The Kubernetes hierarchy works like this:
Cluster → Nodes → Pods → Containers
- A cluster consists of multiple nodes working together
- Each node (virtual or physical machine) provides compute resources and runs one or more pods
- Each pod contains one or more containers with shared networking and storage
- Each container hosts application code and all dependencies required to run
The cluster also includes the Kubernetes Control Plane (or Master), which manages each node. The control plane is a container orchestration layer where K8s exposes the API and interfaces for defining, deploying, and managing containers’ lifecycles.
The master assesses each node and distributes workloads based on available capacity.

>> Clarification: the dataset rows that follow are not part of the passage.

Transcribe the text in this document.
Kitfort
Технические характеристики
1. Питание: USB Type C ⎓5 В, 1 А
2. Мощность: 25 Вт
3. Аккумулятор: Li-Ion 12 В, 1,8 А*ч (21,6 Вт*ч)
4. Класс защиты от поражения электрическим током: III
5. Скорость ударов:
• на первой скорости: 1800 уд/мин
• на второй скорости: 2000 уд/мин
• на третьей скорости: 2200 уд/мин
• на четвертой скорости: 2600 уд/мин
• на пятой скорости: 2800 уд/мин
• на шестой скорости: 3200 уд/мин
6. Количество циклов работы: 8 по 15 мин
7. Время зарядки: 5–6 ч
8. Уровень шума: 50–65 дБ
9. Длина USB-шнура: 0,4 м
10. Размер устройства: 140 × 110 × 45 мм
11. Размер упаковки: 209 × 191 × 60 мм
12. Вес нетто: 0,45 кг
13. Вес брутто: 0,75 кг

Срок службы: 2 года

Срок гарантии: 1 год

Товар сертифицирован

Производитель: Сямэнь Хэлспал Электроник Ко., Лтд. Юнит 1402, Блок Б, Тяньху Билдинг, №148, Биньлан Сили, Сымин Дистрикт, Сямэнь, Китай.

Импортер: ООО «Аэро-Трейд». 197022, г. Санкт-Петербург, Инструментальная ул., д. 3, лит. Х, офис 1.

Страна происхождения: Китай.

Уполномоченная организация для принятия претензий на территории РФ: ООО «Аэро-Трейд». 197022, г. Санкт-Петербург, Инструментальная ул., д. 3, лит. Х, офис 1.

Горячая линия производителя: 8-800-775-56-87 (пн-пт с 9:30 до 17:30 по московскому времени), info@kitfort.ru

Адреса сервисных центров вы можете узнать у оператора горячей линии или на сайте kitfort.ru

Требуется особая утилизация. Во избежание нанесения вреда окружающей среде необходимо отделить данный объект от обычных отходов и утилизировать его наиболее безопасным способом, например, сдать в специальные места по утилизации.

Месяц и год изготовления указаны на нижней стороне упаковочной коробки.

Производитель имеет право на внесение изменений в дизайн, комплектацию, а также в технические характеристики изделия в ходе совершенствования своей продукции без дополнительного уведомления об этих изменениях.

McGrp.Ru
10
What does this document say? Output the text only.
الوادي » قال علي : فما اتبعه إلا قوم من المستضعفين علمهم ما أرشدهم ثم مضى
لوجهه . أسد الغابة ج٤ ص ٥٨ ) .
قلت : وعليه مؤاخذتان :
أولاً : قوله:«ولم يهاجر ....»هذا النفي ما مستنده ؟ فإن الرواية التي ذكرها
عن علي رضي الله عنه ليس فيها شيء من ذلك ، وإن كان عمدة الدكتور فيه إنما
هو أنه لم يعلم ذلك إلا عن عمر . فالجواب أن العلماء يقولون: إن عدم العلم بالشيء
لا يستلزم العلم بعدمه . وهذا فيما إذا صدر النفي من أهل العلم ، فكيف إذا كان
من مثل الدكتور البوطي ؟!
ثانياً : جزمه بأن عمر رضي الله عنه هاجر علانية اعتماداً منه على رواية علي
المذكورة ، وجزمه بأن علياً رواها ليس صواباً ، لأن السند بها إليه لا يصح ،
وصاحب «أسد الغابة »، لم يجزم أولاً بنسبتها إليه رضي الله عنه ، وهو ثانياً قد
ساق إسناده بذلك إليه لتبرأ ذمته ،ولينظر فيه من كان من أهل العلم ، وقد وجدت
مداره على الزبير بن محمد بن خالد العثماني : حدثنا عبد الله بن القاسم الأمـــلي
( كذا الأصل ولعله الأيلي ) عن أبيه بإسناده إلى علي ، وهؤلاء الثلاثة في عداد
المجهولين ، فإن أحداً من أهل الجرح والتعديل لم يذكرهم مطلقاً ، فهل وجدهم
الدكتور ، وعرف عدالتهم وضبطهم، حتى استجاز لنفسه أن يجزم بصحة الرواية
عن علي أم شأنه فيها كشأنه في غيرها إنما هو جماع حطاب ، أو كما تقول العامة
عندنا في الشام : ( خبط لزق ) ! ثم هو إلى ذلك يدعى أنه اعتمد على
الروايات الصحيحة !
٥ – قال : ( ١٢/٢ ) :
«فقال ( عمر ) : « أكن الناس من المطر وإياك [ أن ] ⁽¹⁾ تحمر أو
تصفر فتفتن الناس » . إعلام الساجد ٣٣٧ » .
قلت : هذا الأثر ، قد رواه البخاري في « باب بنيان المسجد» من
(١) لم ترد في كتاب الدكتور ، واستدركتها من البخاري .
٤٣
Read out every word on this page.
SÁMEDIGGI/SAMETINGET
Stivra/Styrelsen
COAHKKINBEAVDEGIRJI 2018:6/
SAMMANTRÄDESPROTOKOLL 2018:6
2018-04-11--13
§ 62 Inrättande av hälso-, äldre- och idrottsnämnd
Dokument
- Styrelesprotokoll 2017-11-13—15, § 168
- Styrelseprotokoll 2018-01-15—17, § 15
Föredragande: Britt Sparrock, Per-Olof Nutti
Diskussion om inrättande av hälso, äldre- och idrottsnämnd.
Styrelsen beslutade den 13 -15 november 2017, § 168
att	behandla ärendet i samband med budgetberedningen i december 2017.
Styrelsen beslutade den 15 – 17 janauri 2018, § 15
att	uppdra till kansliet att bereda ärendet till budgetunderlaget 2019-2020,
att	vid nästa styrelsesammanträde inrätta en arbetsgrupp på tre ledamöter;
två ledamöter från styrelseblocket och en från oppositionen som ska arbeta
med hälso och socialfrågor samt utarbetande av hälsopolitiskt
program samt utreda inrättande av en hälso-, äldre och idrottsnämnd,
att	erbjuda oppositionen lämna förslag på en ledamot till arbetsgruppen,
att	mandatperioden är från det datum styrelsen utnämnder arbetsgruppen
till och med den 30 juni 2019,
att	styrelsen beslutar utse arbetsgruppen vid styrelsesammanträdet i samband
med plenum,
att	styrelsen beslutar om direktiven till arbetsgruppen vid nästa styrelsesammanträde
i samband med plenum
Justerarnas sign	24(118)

This load balancing is automatic, improves performance, and is one of the most popular features of Kubernetes, a container management platform.
You can also run the Kubernetes cluster on different providers’ platforms, such as Amazon’s Elastic Kubernetes Service (EKS), Microsoft’s Azure Kubernetes Service (AKS), or the Google Kubernetes Engine (GKE).
Take The Next Step: View, Track, And Control Your Kubernetes Costs With Confidence
Kubernetes is powerful for managing containerized applications. It’s open-source, highly scalable, and self-healing. But as Kubernetes scales to support business growth, cost management often becomes an afterthought.
Most cloud cost tools show total spend without breaking down the portion from Kubernetes workloads. CloudZero provides hourly Kubernetes cost visibility by K8s concepts: cost per pod, container, microservice, namespace, and cluster. This granularity reveals which teams, products, and processes drive your Kubernetes spend.

By drilling down to this level of granularity, you can identify which people, products, and processes are driving your Kubernetes spend.
You can also combine your containerized and non-containerized costs to simplify your analysis. CloudZero enables you to understand your Kubernetes costs alongside your AWS, Azure, Google Cloud, Snowflake, Databricks, MongoDB, and New Relic spend. Getting the full picture.

You can then decide what to do next to optimize the cost of your containerized applications without compromising performance. CloudZero will alert you to cost anomalies before you overspend.
to see these CloudZero Kubernetes Cost Analysis capabilities and more!
Kubernetes FAQ
Is a Kubernetes pod a container?
No. A pod is not a container. A pod is a wrapper that runs one or more containers together with shared networking and storage. A pod is the smallest deployable unit in Kubernetes, not the container itself.
What is the difference between a container node and a pod?
A container runs application code. A pod groups one or more containers. A node is the machine that runs pods. Each layer builds on the one below it.
Can a pod have multiple containers?
Yes. A pod can run multiple containers. This is used when containers must share resources or communicate closely over localhost. Containers in the same pod are scheduled and managed together.
How many pods run on a node?
There is no fixed number of pods per node. The limit depends on node resources, pod resource requests, and cluster configuration. The Kubernetes scheduler places pods based on available capacity.
Does Kubernetes schedule containers directly?
No. Kubernetes schedules pods, not containers. Containers are always created and managed within a pod.